Dean Norris's acting in "Blood Money", especially the climactic scene where Hank confronts Walt over the latter's identity as Heisenberg, was lauded by critics. James Poniewozik of Time wrote "Norris and Cranston are both eye magnets here, and the force just arcs between them as your attention is drawn irresistibly to both at once." Cinema Blends Kelly West said Walt and Hank's conversation might have been one of the "most heated and emotional moments of the series", praising Cranston and Norris. David Berry of National Post and Scott Meslow of The Week also praised Norris. Steve Marsi of TV Fanatic wrote of the climax "Dean Norris's expressions conveyed how dismayed, distraught, vengeful and stunned he was at the same time." TVLine named Dean Norris the "Performer of the Week" for his work in "Blood Money". In doing so, TVLine highlighted Hank's development over the course of the series, citing the character's evolution from "an unapologetic blowhard" in the pilot to "someone you truly want to see win".

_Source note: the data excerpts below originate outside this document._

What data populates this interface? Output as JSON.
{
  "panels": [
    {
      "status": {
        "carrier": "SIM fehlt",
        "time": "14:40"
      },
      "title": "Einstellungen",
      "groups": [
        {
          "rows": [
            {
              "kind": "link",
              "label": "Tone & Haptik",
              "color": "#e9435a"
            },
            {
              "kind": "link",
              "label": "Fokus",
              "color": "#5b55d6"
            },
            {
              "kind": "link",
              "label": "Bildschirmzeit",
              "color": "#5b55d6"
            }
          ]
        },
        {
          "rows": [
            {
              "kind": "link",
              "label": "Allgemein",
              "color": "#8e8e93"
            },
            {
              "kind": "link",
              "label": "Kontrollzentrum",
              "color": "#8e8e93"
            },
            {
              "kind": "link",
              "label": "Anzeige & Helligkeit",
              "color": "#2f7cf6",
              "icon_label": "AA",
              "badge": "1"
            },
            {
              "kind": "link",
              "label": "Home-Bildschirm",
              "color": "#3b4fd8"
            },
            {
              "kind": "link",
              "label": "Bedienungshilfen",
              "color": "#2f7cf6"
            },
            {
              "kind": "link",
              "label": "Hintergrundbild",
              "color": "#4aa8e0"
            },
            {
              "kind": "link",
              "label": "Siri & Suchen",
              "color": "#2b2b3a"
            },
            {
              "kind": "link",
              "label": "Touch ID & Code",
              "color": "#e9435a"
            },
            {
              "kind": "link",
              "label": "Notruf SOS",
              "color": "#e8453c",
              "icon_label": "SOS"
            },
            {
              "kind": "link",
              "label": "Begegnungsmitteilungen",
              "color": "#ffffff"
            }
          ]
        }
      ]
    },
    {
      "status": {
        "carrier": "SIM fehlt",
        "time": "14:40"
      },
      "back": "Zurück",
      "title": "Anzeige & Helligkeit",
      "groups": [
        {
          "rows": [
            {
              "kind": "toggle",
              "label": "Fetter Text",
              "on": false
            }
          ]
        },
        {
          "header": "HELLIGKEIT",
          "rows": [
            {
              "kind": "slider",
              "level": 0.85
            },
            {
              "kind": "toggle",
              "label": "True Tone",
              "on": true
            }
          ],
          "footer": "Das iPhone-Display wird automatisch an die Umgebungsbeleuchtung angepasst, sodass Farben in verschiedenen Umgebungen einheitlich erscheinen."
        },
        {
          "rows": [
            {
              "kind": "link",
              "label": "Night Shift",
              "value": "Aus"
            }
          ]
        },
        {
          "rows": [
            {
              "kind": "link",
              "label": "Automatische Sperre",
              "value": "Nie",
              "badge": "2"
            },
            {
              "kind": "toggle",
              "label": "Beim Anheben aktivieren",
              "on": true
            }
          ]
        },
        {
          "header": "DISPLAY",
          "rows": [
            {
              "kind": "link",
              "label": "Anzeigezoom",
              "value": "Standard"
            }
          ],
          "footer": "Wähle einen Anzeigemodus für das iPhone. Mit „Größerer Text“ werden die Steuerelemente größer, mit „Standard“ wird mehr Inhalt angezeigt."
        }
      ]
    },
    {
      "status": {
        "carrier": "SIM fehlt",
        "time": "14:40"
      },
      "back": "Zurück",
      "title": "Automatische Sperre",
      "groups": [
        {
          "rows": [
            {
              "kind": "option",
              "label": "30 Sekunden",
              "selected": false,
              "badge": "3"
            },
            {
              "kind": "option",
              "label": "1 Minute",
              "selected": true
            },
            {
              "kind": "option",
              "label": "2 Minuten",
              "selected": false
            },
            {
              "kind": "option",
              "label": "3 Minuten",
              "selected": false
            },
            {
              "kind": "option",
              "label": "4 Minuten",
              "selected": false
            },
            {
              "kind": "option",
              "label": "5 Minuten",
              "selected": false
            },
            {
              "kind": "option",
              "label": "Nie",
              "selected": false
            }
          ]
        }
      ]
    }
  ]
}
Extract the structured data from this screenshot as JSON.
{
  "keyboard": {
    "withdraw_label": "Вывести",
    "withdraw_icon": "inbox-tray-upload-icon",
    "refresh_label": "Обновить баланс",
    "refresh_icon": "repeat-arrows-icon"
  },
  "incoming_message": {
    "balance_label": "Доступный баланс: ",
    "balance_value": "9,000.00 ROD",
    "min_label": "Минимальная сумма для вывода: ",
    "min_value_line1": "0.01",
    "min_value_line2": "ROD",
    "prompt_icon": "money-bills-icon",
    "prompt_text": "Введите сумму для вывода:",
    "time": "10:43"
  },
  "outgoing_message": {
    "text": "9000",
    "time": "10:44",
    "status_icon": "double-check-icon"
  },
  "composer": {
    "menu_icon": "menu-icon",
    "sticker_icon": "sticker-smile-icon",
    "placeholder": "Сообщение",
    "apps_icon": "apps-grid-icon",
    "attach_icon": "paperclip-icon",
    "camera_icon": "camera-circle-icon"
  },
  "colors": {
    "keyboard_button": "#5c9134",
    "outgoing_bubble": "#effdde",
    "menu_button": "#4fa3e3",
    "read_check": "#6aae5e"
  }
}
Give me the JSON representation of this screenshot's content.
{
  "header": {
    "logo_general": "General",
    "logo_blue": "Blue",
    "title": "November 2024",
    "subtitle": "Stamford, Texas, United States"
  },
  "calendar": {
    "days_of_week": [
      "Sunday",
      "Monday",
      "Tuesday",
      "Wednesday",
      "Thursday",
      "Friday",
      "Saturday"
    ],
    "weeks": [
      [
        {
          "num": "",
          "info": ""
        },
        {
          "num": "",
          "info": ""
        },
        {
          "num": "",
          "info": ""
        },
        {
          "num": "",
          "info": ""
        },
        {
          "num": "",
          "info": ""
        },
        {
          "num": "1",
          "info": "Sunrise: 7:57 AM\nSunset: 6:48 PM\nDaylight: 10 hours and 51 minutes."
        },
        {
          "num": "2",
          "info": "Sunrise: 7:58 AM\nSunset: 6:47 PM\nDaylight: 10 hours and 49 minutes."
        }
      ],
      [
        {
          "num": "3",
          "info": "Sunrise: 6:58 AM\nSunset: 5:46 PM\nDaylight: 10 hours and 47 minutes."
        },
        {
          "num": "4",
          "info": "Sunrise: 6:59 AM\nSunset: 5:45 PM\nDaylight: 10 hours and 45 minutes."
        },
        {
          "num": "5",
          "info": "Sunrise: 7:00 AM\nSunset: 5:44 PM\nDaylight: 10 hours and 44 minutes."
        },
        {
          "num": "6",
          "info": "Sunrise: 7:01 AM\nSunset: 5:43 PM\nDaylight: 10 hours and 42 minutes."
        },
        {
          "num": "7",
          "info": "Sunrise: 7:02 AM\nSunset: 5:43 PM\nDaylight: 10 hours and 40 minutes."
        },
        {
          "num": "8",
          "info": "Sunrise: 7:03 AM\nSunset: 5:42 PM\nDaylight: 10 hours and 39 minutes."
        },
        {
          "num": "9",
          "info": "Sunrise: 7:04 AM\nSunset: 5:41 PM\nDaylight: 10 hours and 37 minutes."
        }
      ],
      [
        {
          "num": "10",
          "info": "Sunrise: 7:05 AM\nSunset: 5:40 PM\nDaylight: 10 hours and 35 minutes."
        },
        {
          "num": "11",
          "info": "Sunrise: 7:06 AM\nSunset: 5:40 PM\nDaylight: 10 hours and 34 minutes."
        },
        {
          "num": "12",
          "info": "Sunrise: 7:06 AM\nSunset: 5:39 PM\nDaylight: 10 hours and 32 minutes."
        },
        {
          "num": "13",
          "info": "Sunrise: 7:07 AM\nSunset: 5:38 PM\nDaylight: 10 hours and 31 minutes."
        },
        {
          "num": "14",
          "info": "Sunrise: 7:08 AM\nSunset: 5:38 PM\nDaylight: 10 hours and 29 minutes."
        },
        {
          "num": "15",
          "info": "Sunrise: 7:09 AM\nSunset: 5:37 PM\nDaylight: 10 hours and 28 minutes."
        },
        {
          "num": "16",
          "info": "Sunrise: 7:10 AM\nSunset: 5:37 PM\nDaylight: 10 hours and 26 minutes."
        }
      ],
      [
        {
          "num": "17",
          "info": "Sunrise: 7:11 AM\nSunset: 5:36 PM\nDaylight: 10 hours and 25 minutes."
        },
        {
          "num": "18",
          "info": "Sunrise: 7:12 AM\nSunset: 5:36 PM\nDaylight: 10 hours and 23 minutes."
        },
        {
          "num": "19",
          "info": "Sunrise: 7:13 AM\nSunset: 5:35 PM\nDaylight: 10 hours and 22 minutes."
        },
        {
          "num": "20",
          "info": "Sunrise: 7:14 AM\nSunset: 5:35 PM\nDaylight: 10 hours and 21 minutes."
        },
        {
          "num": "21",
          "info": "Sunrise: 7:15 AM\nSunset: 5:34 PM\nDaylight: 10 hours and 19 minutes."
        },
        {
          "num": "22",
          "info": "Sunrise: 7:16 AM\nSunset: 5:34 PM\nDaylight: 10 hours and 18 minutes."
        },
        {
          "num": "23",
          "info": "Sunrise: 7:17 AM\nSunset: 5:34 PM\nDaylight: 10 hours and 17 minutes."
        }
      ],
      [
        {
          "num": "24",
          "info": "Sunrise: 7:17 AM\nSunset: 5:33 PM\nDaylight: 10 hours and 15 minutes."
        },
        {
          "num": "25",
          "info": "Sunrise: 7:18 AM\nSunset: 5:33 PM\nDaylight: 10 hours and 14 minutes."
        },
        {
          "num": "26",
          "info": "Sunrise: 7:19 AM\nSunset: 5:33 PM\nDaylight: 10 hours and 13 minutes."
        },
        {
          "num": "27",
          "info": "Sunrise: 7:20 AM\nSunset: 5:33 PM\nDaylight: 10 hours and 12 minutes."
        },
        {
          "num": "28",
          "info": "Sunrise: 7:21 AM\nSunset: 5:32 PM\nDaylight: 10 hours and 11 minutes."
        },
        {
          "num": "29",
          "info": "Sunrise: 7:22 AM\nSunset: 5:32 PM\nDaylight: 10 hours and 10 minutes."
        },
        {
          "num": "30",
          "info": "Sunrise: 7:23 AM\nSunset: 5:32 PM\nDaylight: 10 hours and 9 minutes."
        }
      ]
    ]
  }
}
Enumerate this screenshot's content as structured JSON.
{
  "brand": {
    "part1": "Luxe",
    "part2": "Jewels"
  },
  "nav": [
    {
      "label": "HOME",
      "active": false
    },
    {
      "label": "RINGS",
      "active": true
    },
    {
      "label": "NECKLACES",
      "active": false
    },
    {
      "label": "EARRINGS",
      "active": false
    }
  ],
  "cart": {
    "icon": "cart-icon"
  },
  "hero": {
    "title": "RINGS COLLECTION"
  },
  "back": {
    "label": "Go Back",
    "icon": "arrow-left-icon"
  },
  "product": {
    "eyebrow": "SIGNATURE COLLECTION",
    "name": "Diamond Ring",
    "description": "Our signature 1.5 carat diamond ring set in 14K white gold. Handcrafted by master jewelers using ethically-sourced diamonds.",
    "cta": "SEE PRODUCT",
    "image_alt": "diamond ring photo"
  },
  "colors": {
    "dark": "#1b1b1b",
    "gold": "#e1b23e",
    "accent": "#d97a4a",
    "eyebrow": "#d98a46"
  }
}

Ross Douthat of The New York Times called Hank the hero of Breaking Bad and wrote that "one of the show's most impressive and important achievements has been the construction of a compelling, interesting, entertaining good person, capable of competing with Walter White, the anti-hero, for the audience's attention and interest and affection."

In 2011, Norris was nominated at the 37th Saturn Awards for Best Supporting Actor on Television for the third season, but lost to John Noble for his performance as Dr. Walter Bishop in Fringe.